茶棚简陋,只有几张粗木桌凳,老板是个驼背老者。
慕容复要了几碗茶,坐在角落里,摊开父亲给的那张地图,仔细端详。
梅剑坐在他身边,低声道:“公子,这地图可靠吗?”
慕容复点头:“父亲不会害我。他三十年前曾潜入大宋皇宫,应该记得一些路。”
梅剑望着地图上的标注,皱眉道:“公子,您真的要潜入皇宫?”
慕容复收起地图,沉默片刻,缓缓道:“不是潜入。是光明正大地进去。”
梅剑一怔:“光明正大?”
慕容复道:“朝廷在选秀女。我可以易容成太监,混入宫中。只要接近皇帝,就能探听到朝廷对西夏的真实态度。”
梅剑脸色一变:“公子,这太冒险了。万一被识破……”
慕容复打断她:“不会。阿朱教过我易容术,我有把握。”
梅剑低下头,不再说话。
包不同端着一碗茶走过来,放在慕容复面前:“公子,属下有一句话,不知当讲不当讲。”
慕容复点头:“你说。”
包不同压低声音:“公子,您答应过表小姐,不再为复国奔波。您去开封府,到底是为了保护西夏,还是为了复国?”
慕容复怔住。
包不同继续道:“属下跟着您几十年,知道您心里在想什么。您放不下复国梦。您以为烧了秘籍就能放下,可您心里,从来没有放下。”

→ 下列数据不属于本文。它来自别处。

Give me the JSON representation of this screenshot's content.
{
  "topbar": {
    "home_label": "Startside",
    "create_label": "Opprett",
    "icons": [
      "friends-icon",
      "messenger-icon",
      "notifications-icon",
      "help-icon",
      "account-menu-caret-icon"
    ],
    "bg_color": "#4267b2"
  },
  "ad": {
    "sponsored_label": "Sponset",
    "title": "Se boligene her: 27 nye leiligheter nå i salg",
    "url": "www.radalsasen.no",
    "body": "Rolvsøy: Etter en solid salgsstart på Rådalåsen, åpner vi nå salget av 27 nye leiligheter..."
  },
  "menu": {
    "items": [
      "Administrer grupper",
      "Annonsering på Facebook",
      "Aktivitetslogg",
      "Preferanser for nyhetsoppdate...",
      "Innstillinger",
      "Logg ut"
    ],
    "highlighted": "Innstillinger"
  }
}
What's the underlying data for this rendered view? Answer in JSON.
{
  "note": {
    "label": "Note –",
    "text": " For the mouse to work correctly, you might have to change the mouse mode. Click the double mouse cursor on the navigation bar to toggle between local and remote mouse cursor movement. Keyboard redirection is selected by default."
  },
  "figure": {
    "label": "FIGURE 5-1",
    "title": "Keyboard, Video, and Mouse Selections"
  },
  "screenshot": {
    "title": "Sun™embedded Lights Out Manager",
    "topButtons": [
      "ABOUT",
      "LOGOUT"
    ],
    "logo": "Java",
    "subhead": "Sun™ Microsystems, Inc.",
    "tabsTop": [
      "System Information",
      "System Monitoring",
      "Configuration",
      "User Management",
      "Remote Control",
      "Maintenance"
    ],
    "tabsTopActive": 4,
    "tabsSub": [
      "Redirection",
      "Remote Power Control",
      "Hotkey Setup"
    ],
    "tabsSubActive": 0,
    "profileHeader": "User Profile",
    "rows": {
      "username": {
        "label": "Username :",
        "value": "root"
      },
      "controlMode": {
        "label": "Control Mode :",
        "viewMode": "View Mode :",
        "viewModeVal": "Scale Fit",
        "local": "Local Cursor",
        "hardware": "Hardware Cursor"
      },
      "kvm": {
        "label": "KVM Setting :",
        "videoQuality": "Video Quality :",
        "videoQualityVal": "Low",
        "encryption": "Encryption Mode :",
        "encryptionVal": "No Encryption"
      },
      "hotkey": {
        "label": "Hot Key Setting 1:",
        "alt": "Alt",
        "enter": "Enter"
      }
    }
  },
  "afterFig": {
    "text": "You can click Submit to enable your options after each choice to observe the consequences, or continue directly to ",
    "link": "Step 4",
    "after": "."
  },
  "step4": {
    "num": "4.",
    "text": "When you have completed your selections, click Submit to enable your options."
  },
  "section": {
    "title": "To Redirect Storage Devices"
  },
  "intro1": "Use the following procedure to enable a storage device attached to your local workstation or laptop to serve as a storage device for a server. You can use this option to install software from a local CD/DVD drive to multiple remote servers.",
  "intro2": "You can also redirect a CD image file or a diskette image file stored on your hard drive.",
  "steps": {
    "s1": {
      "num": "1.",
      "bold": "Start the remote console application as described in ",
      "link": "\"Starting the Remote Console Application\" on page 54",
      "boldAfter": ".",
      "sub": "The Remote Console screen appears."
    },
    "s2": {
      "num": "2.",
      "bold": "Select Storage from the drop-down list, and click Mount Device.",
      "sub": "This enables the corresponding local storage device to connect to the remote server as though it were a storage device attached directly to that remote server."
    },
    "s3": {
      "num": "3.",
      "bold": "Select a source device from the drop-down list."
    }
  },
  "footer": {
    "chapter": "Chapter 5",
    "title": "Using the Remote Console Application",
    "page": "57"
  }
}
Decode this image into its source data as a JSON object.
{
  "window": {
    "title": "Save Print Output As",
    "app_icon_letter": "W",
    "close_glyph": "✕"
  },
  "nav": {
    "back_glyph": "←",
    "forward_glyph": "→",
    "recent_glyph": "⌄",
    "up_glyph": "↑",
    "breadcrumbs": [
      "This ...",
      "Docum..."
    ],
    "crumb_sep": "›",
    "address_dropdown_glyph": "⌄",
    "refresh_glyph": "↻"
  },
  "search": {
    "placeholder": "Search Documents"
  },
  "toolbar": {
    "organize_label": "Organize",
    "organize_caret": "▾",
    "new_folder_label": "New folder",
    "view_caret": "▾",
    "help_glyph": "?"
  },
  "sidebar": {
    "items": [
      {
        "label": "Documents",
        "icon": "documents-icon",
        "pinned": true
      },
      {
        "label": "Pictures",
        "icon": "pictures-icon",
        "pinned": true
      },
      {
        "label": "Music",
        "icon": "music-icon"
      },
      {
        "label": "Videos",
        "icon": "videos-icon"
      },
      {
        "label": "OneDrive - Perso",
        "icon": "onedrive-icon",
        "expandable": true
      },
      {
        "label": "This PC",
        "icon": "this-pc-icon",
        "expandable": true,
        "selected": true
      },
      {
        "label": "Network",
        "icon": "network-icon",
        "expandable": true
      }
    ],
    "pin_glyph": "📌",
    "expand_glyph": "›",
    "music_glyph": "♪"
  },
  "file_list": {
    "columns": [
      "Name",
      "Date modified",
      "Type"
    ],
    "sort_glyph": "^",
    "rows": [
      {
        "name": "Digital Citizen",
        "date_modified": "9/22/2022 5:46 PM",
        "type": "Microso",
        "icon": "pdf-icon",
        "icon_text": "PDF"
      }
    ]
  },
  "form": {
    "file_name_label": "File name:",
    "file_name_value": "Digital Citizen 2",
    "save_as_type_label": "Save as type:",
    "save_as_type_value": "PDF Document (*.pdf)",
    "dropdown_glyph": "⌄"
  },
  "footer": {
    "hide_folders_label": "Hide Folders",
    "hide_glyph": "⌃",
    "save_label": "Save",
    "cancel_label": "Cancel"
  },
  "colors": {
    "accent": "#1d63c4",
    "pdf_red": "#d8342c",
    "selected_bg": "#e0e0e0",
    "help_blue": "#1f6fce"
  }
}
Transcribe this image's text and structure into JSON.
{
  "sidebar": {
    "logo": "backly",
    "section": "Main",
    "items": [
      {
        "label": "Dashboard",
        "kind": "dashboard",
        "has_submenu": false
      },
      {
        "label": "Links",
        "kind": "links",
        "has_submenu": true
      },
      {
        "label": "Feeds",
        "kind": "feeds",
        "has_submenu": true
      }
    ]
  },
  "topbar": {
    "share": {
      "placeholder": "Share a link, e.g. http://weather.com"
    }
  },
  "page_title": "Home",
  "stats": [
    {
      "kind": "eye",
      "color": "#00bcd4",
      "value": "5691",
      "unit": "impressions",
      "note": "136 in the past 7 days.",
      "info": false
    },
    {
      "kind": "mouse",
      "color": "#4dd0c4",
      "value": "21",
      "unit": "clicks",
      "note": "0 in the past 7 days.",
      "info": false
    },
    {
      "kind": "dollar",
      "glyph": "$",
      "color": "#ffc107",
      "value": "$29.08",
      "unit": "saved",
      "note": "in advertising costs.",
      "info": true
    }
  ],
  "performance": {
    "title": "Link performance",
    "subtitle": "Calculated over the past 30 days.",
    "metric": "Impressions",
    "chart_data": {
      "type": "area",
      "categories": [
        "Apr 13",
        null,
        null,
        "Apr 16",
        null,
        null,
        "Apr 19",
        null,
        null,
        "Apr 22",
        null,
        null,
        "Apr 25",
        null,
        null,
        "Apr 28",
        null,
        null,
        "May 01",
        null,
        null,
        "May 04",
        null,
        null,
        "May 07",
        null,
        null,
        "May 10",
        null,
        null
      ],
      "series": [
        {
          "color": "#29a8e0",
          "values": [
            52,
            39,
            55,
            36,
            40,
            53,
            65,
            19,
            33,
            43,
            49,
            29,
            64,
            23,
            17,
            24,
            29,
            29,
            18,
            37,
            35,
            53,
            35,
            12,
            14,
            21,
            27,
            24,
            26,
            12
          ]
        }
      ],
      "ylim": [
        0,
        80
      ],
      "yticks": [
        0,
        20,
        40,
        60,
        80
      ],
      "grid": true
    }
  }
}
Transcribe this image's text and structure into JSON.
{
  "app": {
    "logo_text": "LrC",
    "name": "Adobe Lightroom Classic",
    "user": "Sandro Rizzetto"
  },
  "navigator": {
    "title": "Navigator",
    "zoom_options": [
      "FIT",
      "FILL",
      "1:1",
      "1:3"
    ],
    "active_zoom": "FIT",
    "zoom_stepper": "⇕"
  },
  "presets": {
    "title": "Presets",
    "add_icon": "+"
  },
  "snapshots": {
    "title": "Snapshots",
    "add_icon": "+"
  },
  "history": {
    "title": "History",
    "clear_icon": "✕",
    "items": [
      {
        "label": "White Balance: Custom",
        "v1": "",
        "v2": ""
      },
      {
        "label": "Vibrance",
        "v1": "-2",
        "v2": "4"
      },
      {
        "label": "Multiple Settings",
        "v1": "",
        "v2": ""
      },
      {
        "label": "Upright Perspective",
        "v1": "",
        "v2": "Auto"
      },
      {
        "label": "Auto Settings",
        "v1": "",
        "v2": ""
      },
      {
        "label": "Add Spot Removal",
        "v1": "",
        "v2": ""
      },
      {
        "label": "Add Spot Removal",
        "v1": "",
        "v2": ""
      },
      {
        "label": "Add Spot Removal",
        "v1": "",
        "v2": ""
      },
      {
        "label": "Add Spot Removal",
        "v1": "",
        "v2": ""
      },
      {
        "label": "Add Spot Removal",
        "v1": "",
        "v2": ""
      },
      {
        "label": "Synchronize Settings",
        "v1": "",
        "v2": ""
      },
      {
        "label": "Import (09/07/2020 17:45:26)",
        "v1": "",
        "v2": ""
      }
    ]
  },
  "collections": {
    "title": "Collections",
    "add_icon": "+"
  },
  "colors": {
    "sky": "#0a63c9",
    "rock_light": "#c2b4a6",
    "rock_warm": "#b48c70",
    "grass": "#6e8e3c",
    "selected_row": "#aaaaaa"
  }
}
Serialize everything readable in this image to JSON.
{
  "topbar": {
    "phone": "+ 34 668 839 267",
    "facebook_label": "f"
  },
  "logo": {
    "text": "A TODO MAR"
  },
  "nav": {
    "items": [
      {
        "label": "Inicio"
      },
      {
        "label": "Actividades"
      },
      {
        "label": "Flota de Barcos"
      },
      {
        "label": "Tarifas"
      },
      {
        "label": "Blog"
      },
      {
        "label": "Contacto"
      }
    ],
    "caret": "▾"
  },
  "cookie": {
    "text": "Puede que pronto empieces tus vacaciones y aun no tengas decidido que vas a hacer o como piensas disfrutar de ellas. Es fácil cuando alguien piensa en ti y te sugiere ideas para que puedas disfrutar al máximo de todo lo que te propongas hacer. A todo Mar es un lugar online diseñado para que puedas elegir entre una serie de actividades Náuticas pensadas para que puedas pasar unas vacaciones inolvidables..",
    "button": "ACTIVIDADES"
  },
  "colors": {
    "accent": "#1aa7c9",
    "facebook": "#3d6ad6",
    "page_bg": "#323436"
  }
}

慕容复低下头,沉默良久,缓缓道:“包不同,你说得对。我心里,从来没有放下。可这一次,我不是为了复国。是为了姨母,为了西夏的百姓。大宋若出兵,生灵涂炭。我想阻止这场战争。”
包不同望着他,叹了口气:“公子,属下信您。可您要答应属下,别走回头路。”
慕容复点头:“我答应你。”
包不同抱拳,转身离去。
慕容复端起茶碗,一饮而尽。
茶是粗茶,苦涩难咽。
可他喝得很慢,一口一口,像是在品味人生的滋味。
他放下茶碗,站起身:“走吧。”
众人翻身上马,策马向北。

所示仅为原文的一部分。